Functional Testing of Machine Learning Models

Black-box testing and oracles

Black-box testing of machine learning (ML) models refers to testing with no knowledge about the internal details of the model, such as the algorithm used to create it and the features in it. The main objective of black-box testing is to ensure the quality of the models in a sustained manner.

The difficulty in black-box testing lies in trying to identify the test oracle, a mechanism for determining whether a test has passed or failed.

Why are ML models considered non-testable? How could they be made testable?

In the case of conventional software development, models are made testable by using a test oracle, such as testers, test engineers or testing mechanisms working alongside the test program. An oracle can verify the outcome of a test against expected values. ML models, however, are often considered untestable because of the difficulty in performing black-box testing on them. Since ML models output some sort of prediction, there are no expected values against which to verify test outcomes.

For lack of a test oracle, pseudo-oracles are used. Pseudo-oracles denote the scenario when the outputs for the given set of inputs are compared with each other and correctness is determined.

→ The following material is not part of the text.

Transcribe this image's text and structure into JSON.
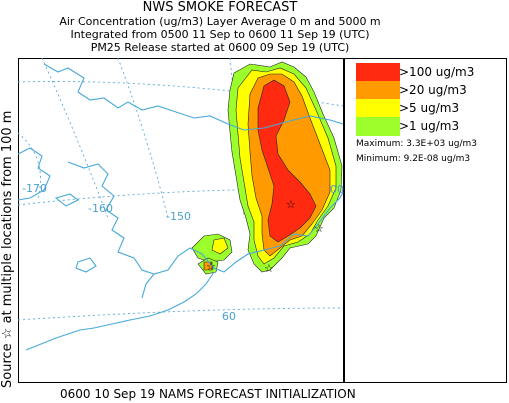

For example, to solve a problem, a program has been coded using two different implementations; one of them will be considered the main program. The input passes through both implementations. If the output is the same as or proportional to (i.e., it falls within a given range around a predetermined value) the main program, then the program can be considered working as expected or correctly.

Absence of test oracle

That is one of many techniques used to perform quality control checks on ML models.

Functional testing

To better understand functional testing of ML models, consider the following example:


      f = function under test

      x = input

      y = output

      H = Heuristic (i.e., the test or an experiment)

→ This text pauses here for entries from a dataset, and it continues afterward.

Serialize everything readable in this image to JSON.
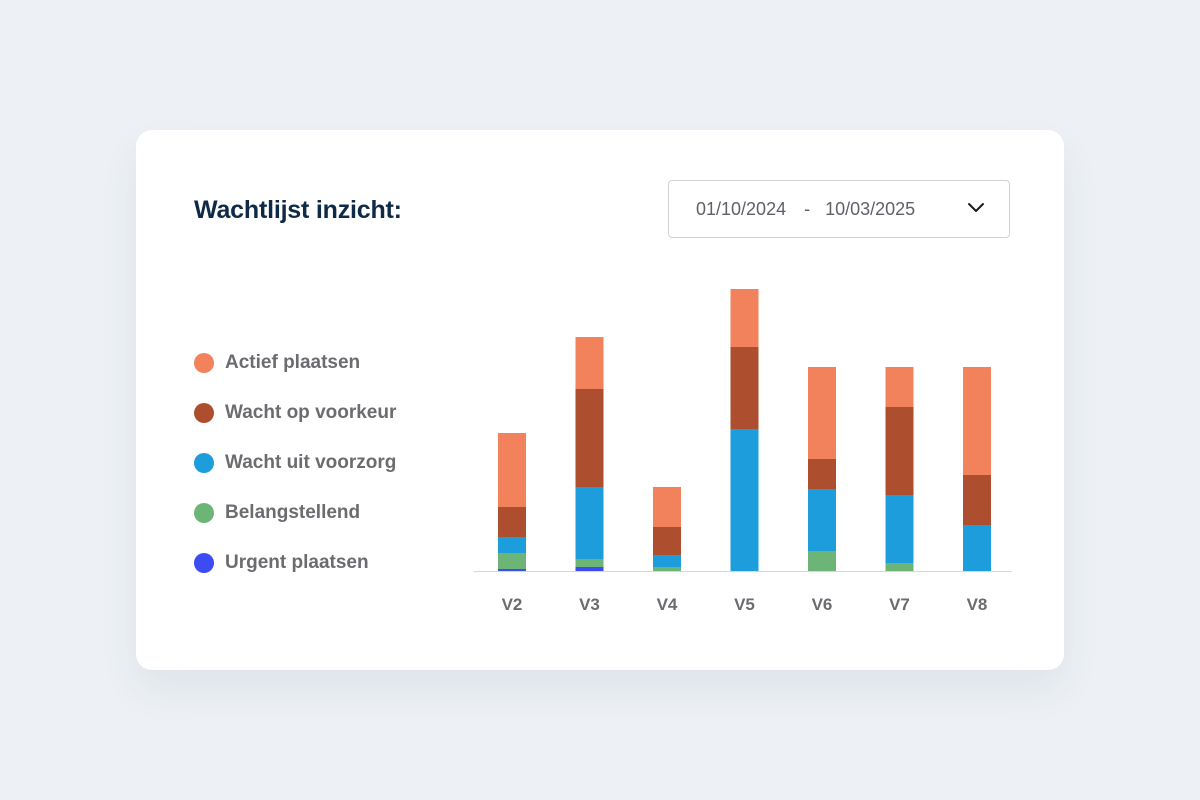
{
  "header": {
    "title": "Wachtlijst inzicht:",
    "date_from": "01/10/2024",
    "date_separator": "-",
    "date_to": "10/03/2025",
    "dropdown_icon": "chevron-down-icon"
  },
  "colors": {
    "title": "#0e2a47",
    "axis": "#d5d7da",
    "label": "#6b6c70"
  },
  "chart_data": {
    "type": "bar",
    "stacked": true,
    "title": "Wachtlijst inzicht:",
    "categories": [
      "V2",
      "V3",
      "V4",
      "V5",
      "V6",
      "V7",
      "V8"
    ],
    "xlabel": "",
    "ylabel": "",
    "ylim": [
      0,
      282
    ],
    "grid": false,
    "legend_position": "left",
    "series": [
      {
        "name": "Urgent plaatsen",
        "color": "#3b4cf5",
        "values": [
          2,
          4,
          0,
          0,
          0,
          0,
          0
        ]
      },
      {
        "name": "Belangstellend",
        "color": "#6db576",
        "values": [
          16,
          8,
          4,
          0,
          20,
          8,
          0
        ]
      },
      {
        "name": "Wacht uit voorzorg",
        "color": "#1e9ddc",
        "values": [
          16,
          72,
          12,
          142,
          62,
          68,
          46
        ]
      },
      {
        "name": "Wacht op voorkeur",
        "color": "#ad4f2e",
        "values": [
          30,
          98,
          28,
          82,
          30,
          88,
          50
        ]
      },
      {
        "name": "Actief plaatsen",
        "color": "#f2825c",
        "values": [
          74,
          52,
          40,
          58,
          92,
          40,
          108
        ]
      }
    ]
  }
}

      O = Observation and oracle (i.e., the expected result)

Flow diagram of functional testing

How does a tester perform functional testing for ML models?

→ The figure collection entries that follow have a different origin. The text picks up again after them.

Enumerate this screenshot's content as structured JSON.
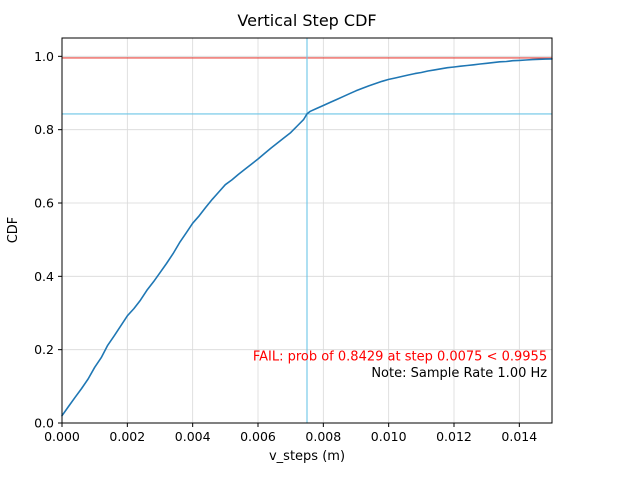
{
  "chart_data": {
    "type": "line",
    "title": "Vertical Step CDF",
    "xlabel": "v_steps (m)",
    "ylabel": "CDF",
    "xlim": [
      0,
      0.015
    ],
    "ylim": [
      0,
      1.05
    ],
    "grid": true,
    "legend": "none",
    "xtick_values": [
      0,
      0.002,
      0.004,
      0.006,
      0.008,
      0.01,
      0.012,
      0.014
    ],
    "xtick_labels": [
      "0.000",
      "0.002",
      "0.004",
      "0.006",
      "0.008",
      "0.010",
      "0.012",
      "0.014"
    ],
    "ytick_values": [
      0.0,
      0.2,
      0.4,
      0.6,
      0.8,
      1.0
    ],
    "ytick_labels": [
      "0.0",
      "0.2",
      "0.4",
      "0.6",
      "0.8",
      "1.0"
    ],
    "series": [
      {
        "name": "vertical-step-cdf",
        "color": "#1f77b4",
        "points": [
          [
            0.0,
            0.02
          ],
          [
            0.0002,
            0.045
          ],
          [
            0.0004,
            0.07
          ],
          [
            0.0006,
            0.094
          ],
          [
            0.0008,
            0.12
          ],
          [
            0.001,
            0.152
          ],
          [
            0.0012,
            0.178
          ],
          [
            0.0014,
            0.212
          ],
          [
            0.0016,
            0.238
          ],
          [
            0.0018,
            0.265
          ],
          [
            0.002,
            0.292
          ],
          [
            0.0022,
            0.312
          ],
          [
            0.0024,
            0.335
          ],
          [
            0.0026,
            0.362
          ],
          [
            0.0028,
            0.385
          ],
          [
            0.003,
            0.41
          ],
          [
            0.0032,
            0.435
          ],
          [
            0.0034,
            0.462
          ],
          [
            0.0036,
            0.492
          ],
          [
            0.0038,
            0.518
          ],
          [
            0.004,
            0.545
          ],
          [
            0.0042,
            0.565
          ],
          [
            0.0044,
            0.588
          ],
          [
            0.0046,
            0.61
          ],
          [
            0.0048,
            0.63
          ],
          [
            0.005,
            0.65
          ],
          [
            0.0052,
            0.663
          ],
          [
            0.0054,
            0.678
          ],
          [
            0.0056,
            0.692
          ],
          [
            0.0058,
            0.706
          ],
          [
            0.006,
            0.72
          ],
          [
            0.0062,
            0.735
          ],
          [
            0.0064,
            0.75
          ],
          [
            0.0066,
            0.764
          ],
          [
            0.0068,
            0.778
          ],
          [
            0.007,
            0.792
          ],
          [
            0.0072,
            0.81
          ],
          [
            0.0074,
            0.828
          ],
          [
            0.0075,
            0.843
          ],
          [
            0.0076,
            0.85
          ],
          [
            0.0078,
            0.858
          ],
          [
            0.008,
            0.866
          ],
          [
            0.0082,
            0.874
          ],
          [
            0.0084,
            0.882
          ],
          [
            0.0086,
            0.89
          ],
          [
            0.0088,
            0.898
          ],
          [
            0.009,
            0.906
          ],
          [
            0.0092,
            0.913
          ],
          [
            0.0094,
            0.92
          ],
          [
            0.0096,
            0.926
          ],
          [
            0.0098,
            0.932
          ],
          [
            0.01,
            0.937
          ],
          [
            0.0102,
            0.941
          ],
          [
            0.0104,
            0.945
          ],
          [
            0.0106,
            0.949
          ],
          [
            0.0108,
            0.953
          ],
          [
            0.011,
            0.956
          ],
          [
            0.0112,
            0.96
          ],
          [
            0.0114,
            0.963
          ],
          [
            0.0116,
            0.966
          ],
          [
            0.0118,
            0.969
          ],
          [
            0.012,
            0.971
          ],
          [
            0.0122,
            0.973
          ],
          [
            0.0124,
            0.975
          ],
          [
            0.0126,
            0.977
          ],
          [
            0.0128,
            0.979
          ],
          [
            0.013,
            0.981
          ],
          [
            0.0132,
            0.983
          ],
          [
            0.0134,
            0.985
          ],
          [
            0.0136,
            0.986
          ],
          [
            0.0138,
            0.988
          ],
          [
            0.014,
            0.989
          ],
          [
            0.0142,
            0.99
          ],
          [
            0.0144,
            0.991
          ],
          [
            0.0146,
            0.992
          ],
          [
            0.0148,
            0.9925
          ],
          [
            0.015,
            0.993
          ]
        ]
      }
    ],
    "hlines": [
      {
        "name": "pass-threshold-line",
        "y": 0.9955,
        "color": "#e8433c"
      },
      {
        "name": "crossing-probability-line",
        "y": 0.8429,
        "color": "#6cc5e6"
      }
    ],
    "vlines": [
      {
        "name": "crossing-step-line",
        "x": 0.0075,
        "color": "#6cc5e6"
      }
    ],
    "annotations": [
      {
        "name": "fail-annotation",
        "text": "FAIL: prob of 0.8429 at step 0.0075 < 0.9955",
        "color": "#ff0000",
        "x": 0.01485,
        "y": 0.17,
        "anchor": "end"
      },
      {
        "name": "note-annotation",
        "text": "Note: Sample Rate 1.00 Hz",
        "color": "#000000",
        "x": 0.01485,
        "y": 0.125,
        "anchor": "end"
      }
    ],
    "key_values": {
      "probability_at_step": 0.8429,
      "step": 0.0075,
      "required_probability": 0.9955,
      "result": "FAIL",
      "sample_rate_hz": "1.00"
    }
  }
}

Testers must determine the f, x and y values before testing the models. If need be, they may consult with the engineers who are building the product, they may read and write documentation, they may rely on their own experience by making assumptions and they may research materials online. Through those methods, testers will arrive at possible experiments and tests (H) and expected results (O). They will also help find functional bugs.

Testers clarify the understanding of the f, x, and y values through every iteration of the testing process.